I've still got a bunch of them (maybe 50 or so), but threw out a couple of shoe-boxes full 10 years ago.

As I say, it's still useful, although Keef is right that it has nearly reached dodo city.

SD

* For anyone interested, I achieved the result by finding a disk imaging tool that allowed the 160GB disk to be cloned to the smaller 80GB disk (Seagate disk tools, based on Acronis), reducing the size of each partition accordingly (providing that the total of used space in each resulting partition could still fit).

I then booted the system with XP CD, ran an install\repair, then mounted the 80GB disk in another system, deleted the non-system partition and used a partition manager to expand the (shrunken) system partition to occupy the entire disk. Job done.

I had previously tried (and failed) to copy the 40GB partition directly to the single 80GB partition on the smaller disk - the clone worked, but would not boot, even after re-writing the boot sector, MBR and XP boot files.

I tried a few other things that I won't bore you with, as they didn't work, although they seemed initially promising.

FullOppositeRudder
11th May 2010, 23:57
The last new mother boards I bought didn't even have the 34 pin socket for connecting a FDD. Additionally I discovered that a M/B I purchased about 12 months ago did not have an option for a 5.25 FDD in the bios settings - the 3.5 option was still there.

It seems that they might become extinct of necessity as we all succumb in time to the lust of new machinery.

You can now purchase an external 3.5 FDD with a USB interface, so they won't give up easily. I still a have few old clunkers here with both 5.25 and 3.5 FDD's operational.
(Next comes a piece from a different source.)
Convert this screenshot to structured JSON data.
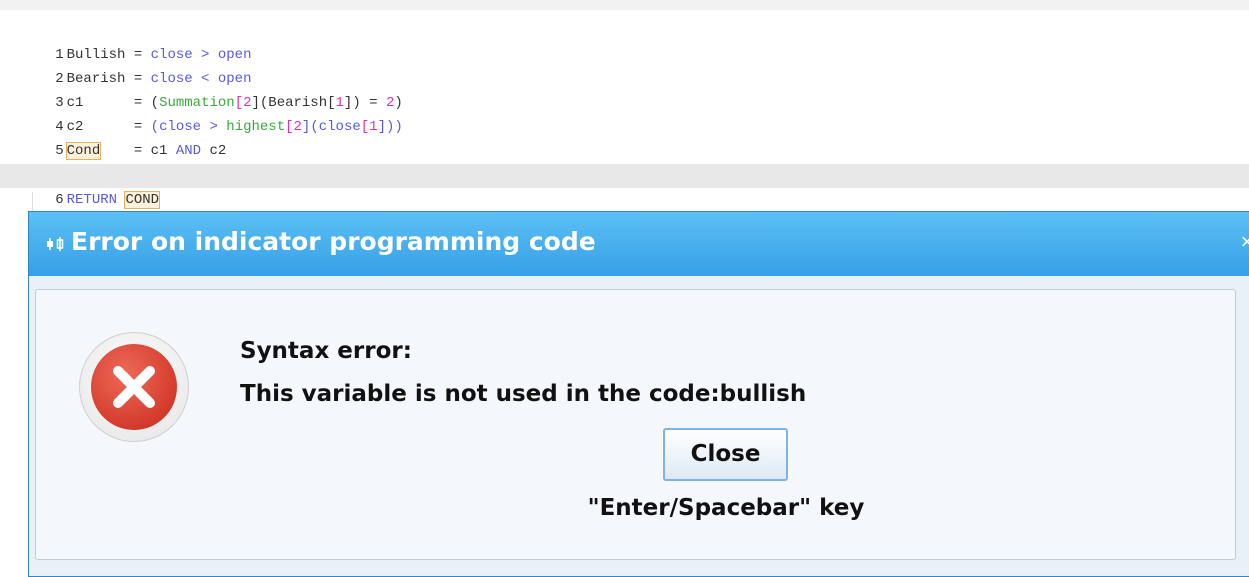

And yesterday I interrogated a machine which had only the C Prompt to start with :uhoh:. It was fun though - I was surprised how much I had remembered. ;) And I had a need to use several floppies again (clunk, whir, click, click, click - pure music!).

regards
FOR

cats_five
12th May 2010, 06:05
<snip>
I notice that the office worker where I volunteer uses 3.5-inch floppies for some sort of backup.
<snip>

Eeeek!!! :ooh: :eek:

If the PC has USB ports and runs XP, Vista or Windows 7 then I's suggest they use a USB stick and SyncToy. But since it has a working floppy disk drive I suspect it's a rather old beast...

MG23
12th May 2010, 07:08
We briefly moved on from 1.44MB floppies to 120MB floppies, then quickly after that started using Iomega zip disks/drives.
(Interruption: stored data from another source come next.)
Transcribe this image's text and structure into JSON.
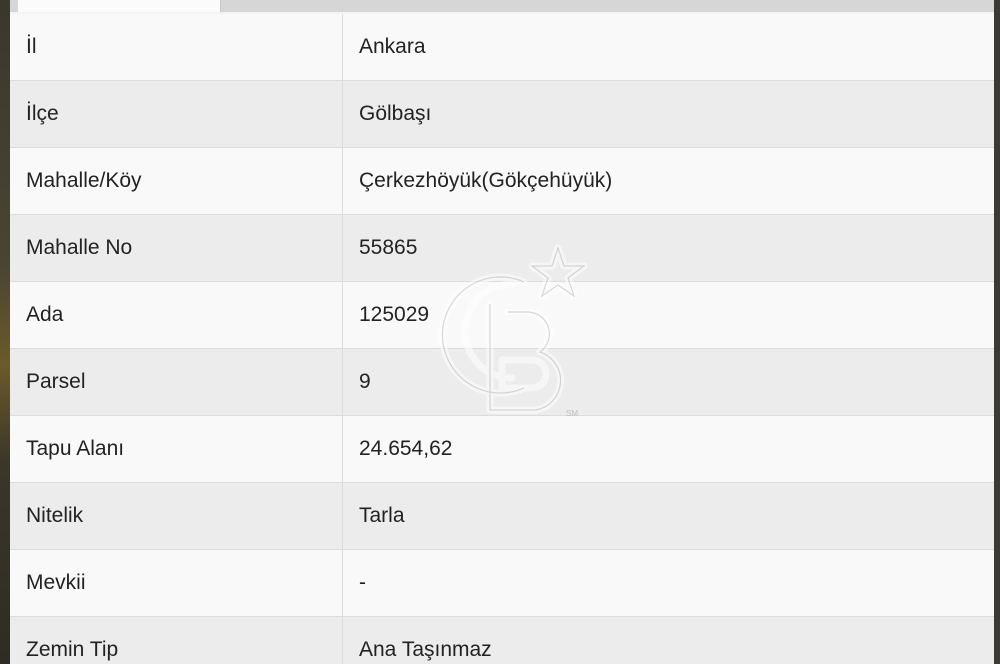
{
  "colors": {
    "row_light": "#f9f9f9",
    "row_dark": "#ececec",
    "text": "#222222",
    "border": "#dcdcdc"
  },
  "watermark": {
    "icon": "cb-logo-icon",
    "text": "CB",
    "mark": "SM"
  },
  "rows": [
    {
      "label": "İl",
      "value": "Ankara"
    },
    {
      "label": "İlçe",
      "value": "Gölbaşı"
    },
    {
      "label": "Mahalle/Köy",
      "value": "Çerkezhöyük(Gökçehüyük)"
    },
    {
      "label": "Mahalle No",
      "value": "55865"
    },
    {
      "label": "Ada",
      "value": "125029"
    },
    {
      "label": "Parsel",
      "value": "9"
    },
    {
      "label": "Tapu Alanı",
      "value": "24.654,62"
    },
    {
      "label": "Nitelik",
      "value": "Tarla"
    },
    {
      "label": "Mevkii",
      "value": "-"
    },
    {
      "label": "Zemin Tip",
      "value": "Ana Taşınmaz"
    }
  ]
}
LS-120s were great for their time, but the drives only seemed to last about a year before they were struck down by the 'tick of doom' and the disks didn't even last that long.

seacue
12th May 2010, 10:50
Cats_Five:

Quote:
Originally Posted by seacue View Post
<snip>
I notice that the office worker where I volunteer uses 3.5-inch floppies for some sort of backup.
<snip>
Eeeek!!!

If the PC has USB ports and runs XP, Vista or Windows 7 then I's suggest they use a USB stick and SyncToy. But since it has a working floppy disk drive I suspect it's a rather old beast...
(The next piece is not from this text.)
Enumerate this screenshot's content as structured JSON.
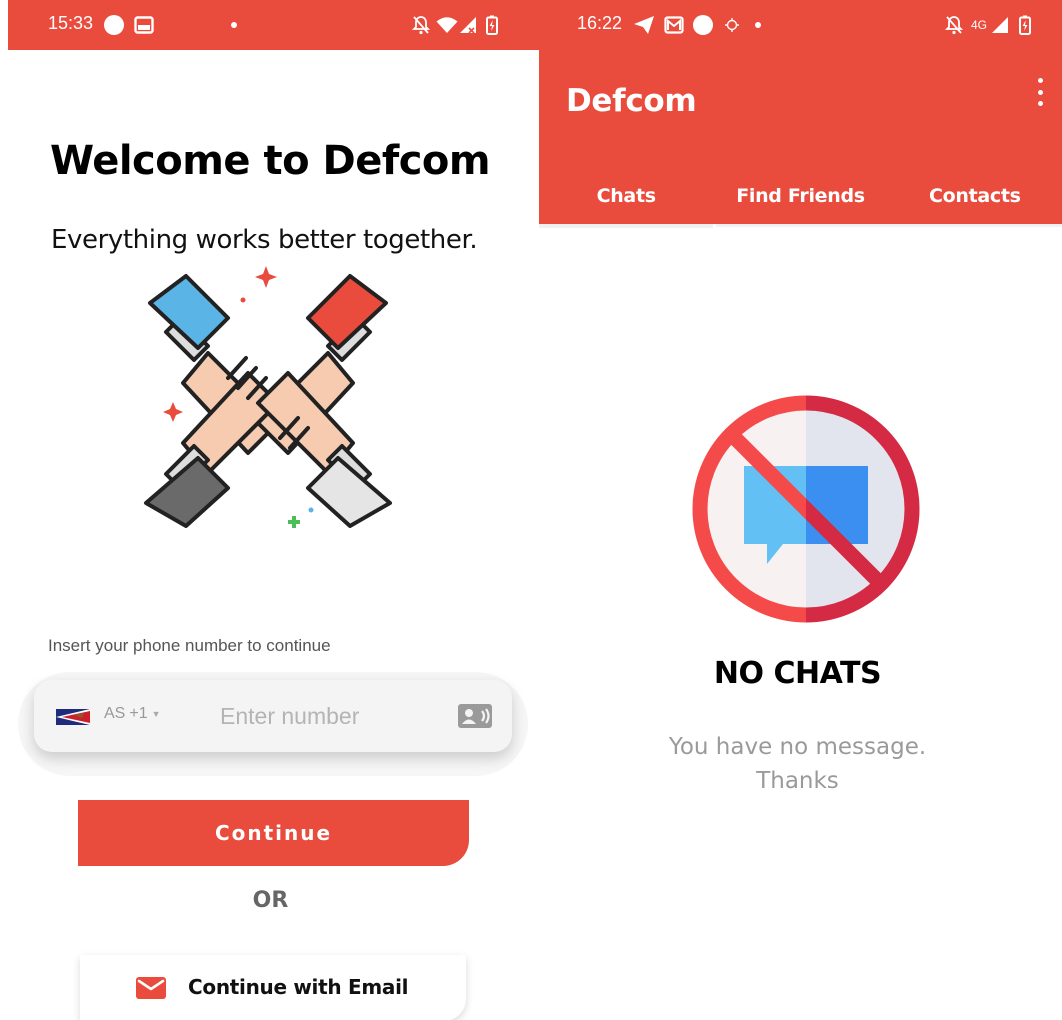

I back up as much as I can find on her machine onto a CD [and also a CD-RW]. The floppy is in her comfort zone, so I don't meddle.

The HP laptop I bought 4+ years ago came without a floppy. Feeling the need, I immediately bought a cheap external USB 3.5-in drive. Weeks later I discovered that one of the sheaf of small papers [printed in gray] which came with the machine was a chit for $50 off on an HP external floppy. TOO LATE.

R4+Z
13th May 2010, 06:06
Floppies are still used as a cheap way of leaving on site backups of Telephone systems! If we started using memory sticks, they would soon start walking as people seem to think they are worth having, but who would steal a floppy?

mad_jock
13th May 2010, 09:36
we used to use hundreds of them on rollouts for getting network connections before blowing the OS onto the machine

seacue
13th May 2010, 10:39
I discovered what the Office Worker backs up on the floppies. After she e-mails an address list to the addressing/mailing company, she backs it up on a floppy to keep a record of the recipients of the month's mailing.

sea oxen
13th May 2010, 11:41
I recently cleared out my old floppies - about 15 left from a project I was on in 1999. They'd been bought new and handled with kid gloves as this project was VF important.

Three were still good.

Luckily, they'd been backed up many years ago onto different media, but I'd have been quite upset to have lost the code.